Las grandes construcciones míticas perduran no sólo por cubrir esta necesidad humana de orden. O mejor dicho, pueden cubrir esta necesidad por significar el universo: por darle una imagen. La diversidad de explicaciones no es señal de su falsedad, sino de la multitud de respuestas ante el universo y de lo inabarcable que es éste. El mito es la respuesta transitoria (y por ello, viva) a la necesidad de expresar la admiración y la inevitable incertidumbre que es la vida: aquello que está más allá de nosotros: el universo todo; nosotros mismos.

El gran mito de occidente desde el ocaso del mundo clásico fue la figura del crucificado. La religión cristiana renegó de los mitos antiguos y los calificó de meras invenciones. A su vez, resignificó  los ritos que los celebraban. Su asociación con la filosofía grecorromana la otorgó de una complejidad y sutileza notables. A su manera, el mundo medieval contó con un discurso que conciliaba la razón con la revelación de forma lograda.

La teología medieval no pregonaba un universo misterioso y ajeno a la razón. Al contrario: señalaba la existencia de un mundo para aquella, los límites del conocimiento humano se compensaban con la posibilidad del conocimiento revelado. Así, el pensamiento medieval concebía una continuidad entre el universo natural, el humano y el sacro mediado por la razón divina. Esto hacía posible la comunión entre lo que —en su visión— podríamos llamar los tres estadios de mundo.

No es necesario aquí entrar en detalles de las causas  que condujeron al fin del universo medieval y menos aún señalar que aquel orden se basaba en un lenguaje que ya no es el nuestro y que resulta tan convencional (y cumplido) como las mitologías previas.

Con la caída del mundo medieval se produjo un vacío que no ha sido llenado por completo. Esto no significa que hayan dejado de existir mitos que ordenen al mundo, sino que ninguno ha probado ser  tan consumado como aquel.

Aunque la idea de mundo cristiano medieval se produjo con el complejo y frágil equilibrio entre la razón revelada del mundo judeocristiano y la razón lógica del grecorromano, éste resultó lo bastante sutil para poder concebir una imagen de mundo que contuviese los diversos aspectos del universo en armonía.
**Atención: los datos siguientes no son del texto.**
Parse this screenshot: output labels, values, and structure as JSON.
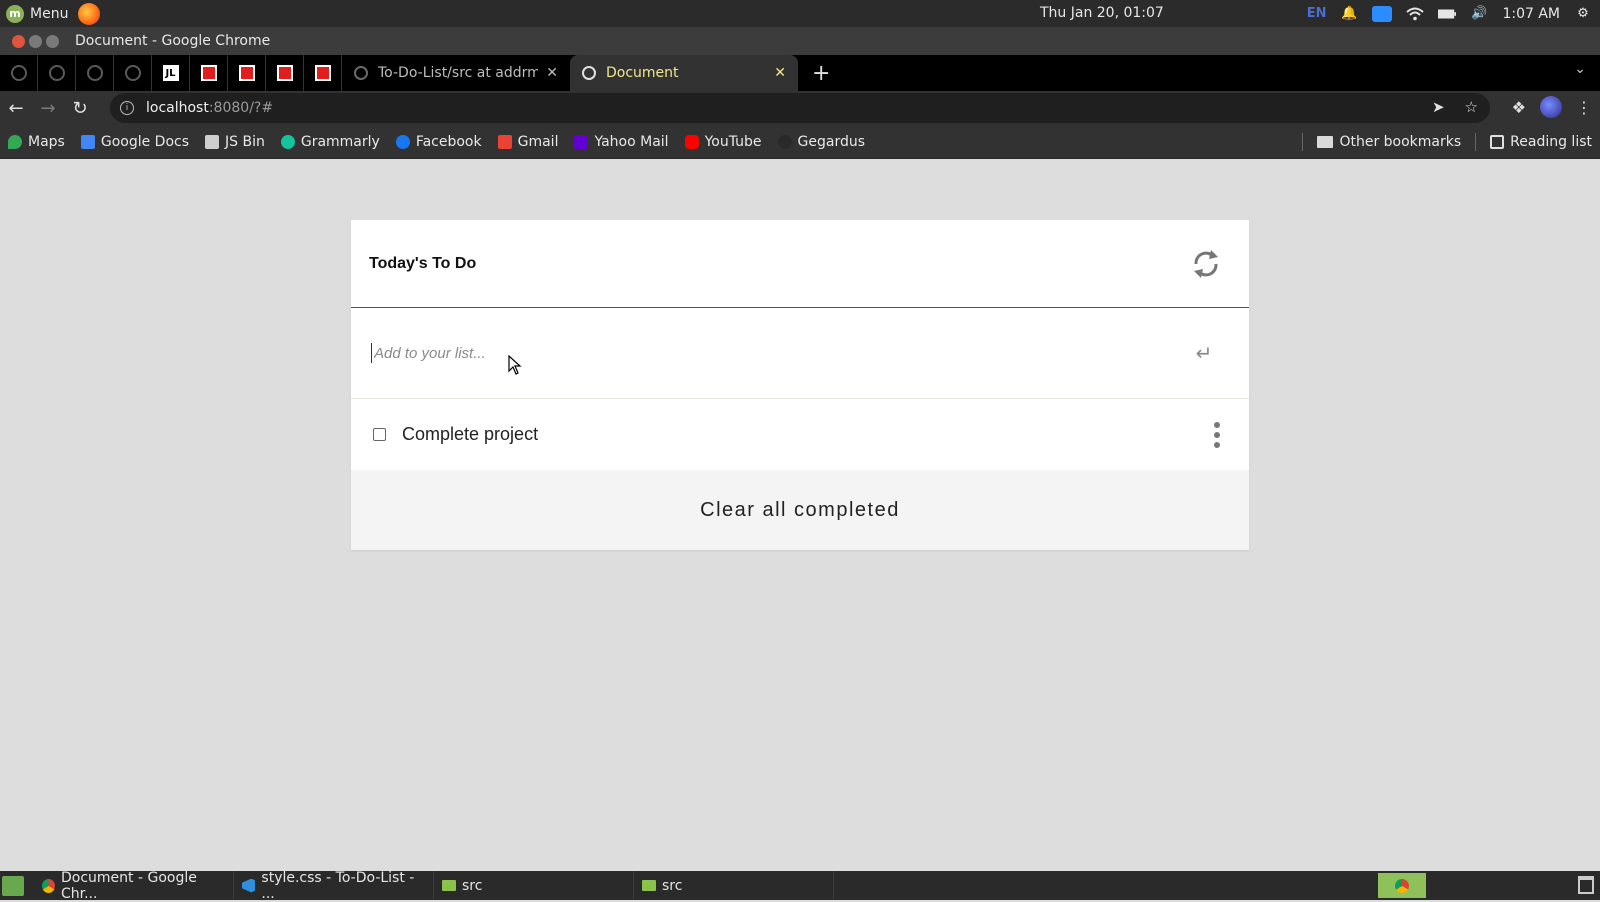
{
  "system_panel": {
    "menu_label": "Menu",
    "clock_center": "Thu Jan 20, 01:07",
    "lang": "EN",
    "clock_right": "1:07 AM"
  },
  "window": {
    "title": "Document - Google Chrome"
  },
  "tabs": [
    {
      "label": "To-Do-List/src at addrmv",
      "active": false
    },
    {
      "label": "Document",
      "active": true
    }
  ],
  "address_bar": {
    "host": "localhost",
    "rest": ":8080/?#"
  },
  "bookmarks": [
    {
      "label": "Maps",
      "color": "#34a853"
    },
    {
      "label": "Google Docs",
      "color": "#4285f4"
    },
    {
      "label": "JS Bin",
      "color": "#e0e0e0"
    },
    {
      "label": "Grammarly",
      "color": "#15c39a"
    },
    {
      "label": "Facebook",
      "color": "#1877f2"
    },
    {
      "label": "Gmail",
      "color": "#ea4335"
    },
    {
      "label": "Yahoo Mail",
      "color": "#6001d2"
    },
    {
      "label": "YouTube",
      "color": "#ff0000"
    },
    {
      "label": "Gegardus",
      "color": "#323232"
    }
  ],
  "bookmarks_right": {
    "other": "Other bookmarks",
    "reading": "Reading list"
  },
  "todo": {
    "title": "Today's To Do",
    "input_placeholder": "Add to your list...",
    "items": [
      {
        "label": "Complete project",
        "completed": false
      }
    ],
    "clear_label": "Clear all completed"
  },
  "taskbar": {
    "items": [
      {
        "label": "Document - Google Chr...",
        "icon": "chrome-icon"
      },
      {
        "label": "style.css - To-Do-List - ...",
        "icon": "vscode-icon"
      },
      {
        "label": "src",
        "icon": "folder-icon"
      },
      {
        "label": "src",
        "icon": "folder-icon"
      }
    ]
  }
}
Si bien es verdad que el mundo natural, por herencia de ambas ideas de mundo, resultaba depreciado ante la fe y la razón lógica, gracias a la filosofía tomista y al mediodía de la Edad media (con Francisco de Asís) recuperó en parte su potestad de vehículo de contemplación y admiración. La posibilidad de comunión nunca se rompió del todo.

El mito del mundo moderno —que es decir, de aquel surgido tras la revolución burguesa del pensamiento del Siglo de las luces— emergió de la necesidad de orden acaecido tras la pérdida de la narrativa cristiana medieval y el abandono final de toda noción de trascendencia que todavía conservaba el mundo renacentista. Esta nueva mitología habría de encontrar su fundamento en la razón lógica empírica, o lo que podríamos llamar de esta manera.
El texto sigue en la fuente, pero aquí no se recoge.